Guofa Zhou et al. Malar J. .

Abstract

Background: Malaria intervention in Ethiopia has been strengthened significantly in the past decade. The Ethiopian government recently stratified the country based upon annual parasite incidence into malaria free, low, moderate and high transmission strata. Districts with low transmission were targeted for indigenous transmission elimination. Surveillance on malaria disease incidence is needed for planning control and elimination efforts.

Methods: Clinical malaria was monitored prospectively in health facilities in Jimma town, Oromia Region, southwestern Ethiopia from July 2014 to June 2015. Seasonal cross-sectional parasite prevalence surveys in local communities were conducted in 2014 and 2015 in eight kebeles. Case report forms were administered to obtain sociodemographic and epidemiological information from patients.

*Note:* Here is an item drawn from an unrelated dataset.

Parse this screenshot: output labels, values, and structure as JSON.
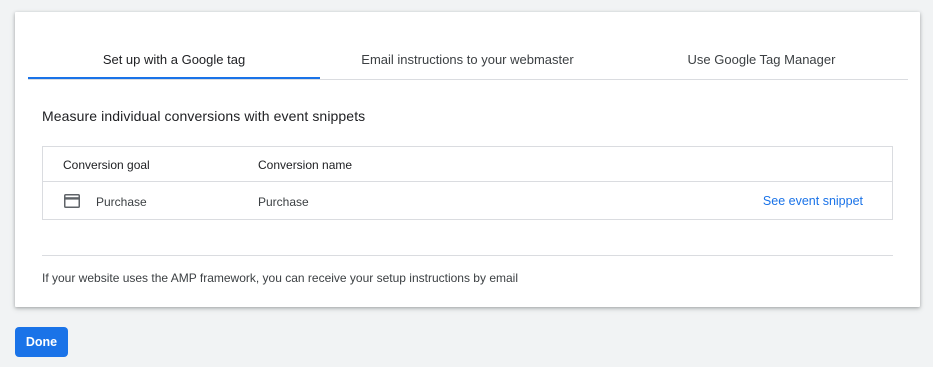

Results: A total of 1434 suspected malaria cases were examined from the health facilities and 428 confirmed malaria cases were found. Among them, 327 (76.4 %) cases were Plasmodium vivax, 97 (22.7 %) were Plasmodium falciparum, and 4 (0.9 %) were mixed infection of P. vivax and P. falciparum. The annual malaria incidence rate was 1.7 cases per 1000 people at risk. Parasite prevalence in the community was less than 3 %. Household ownership of insecticide-treated nets (ITNs) was 47.3 % (1173/2479) and ITN usage was 37.9 %. All ITNs were long-lasting insecticidal nets, and repellent use was not found in the study area. Being male and traveling were the significant risk factors for P. falciparum malaria. For P. vivax malaria, risk factors included occupation and history of malaria illness during the preceding 30 days.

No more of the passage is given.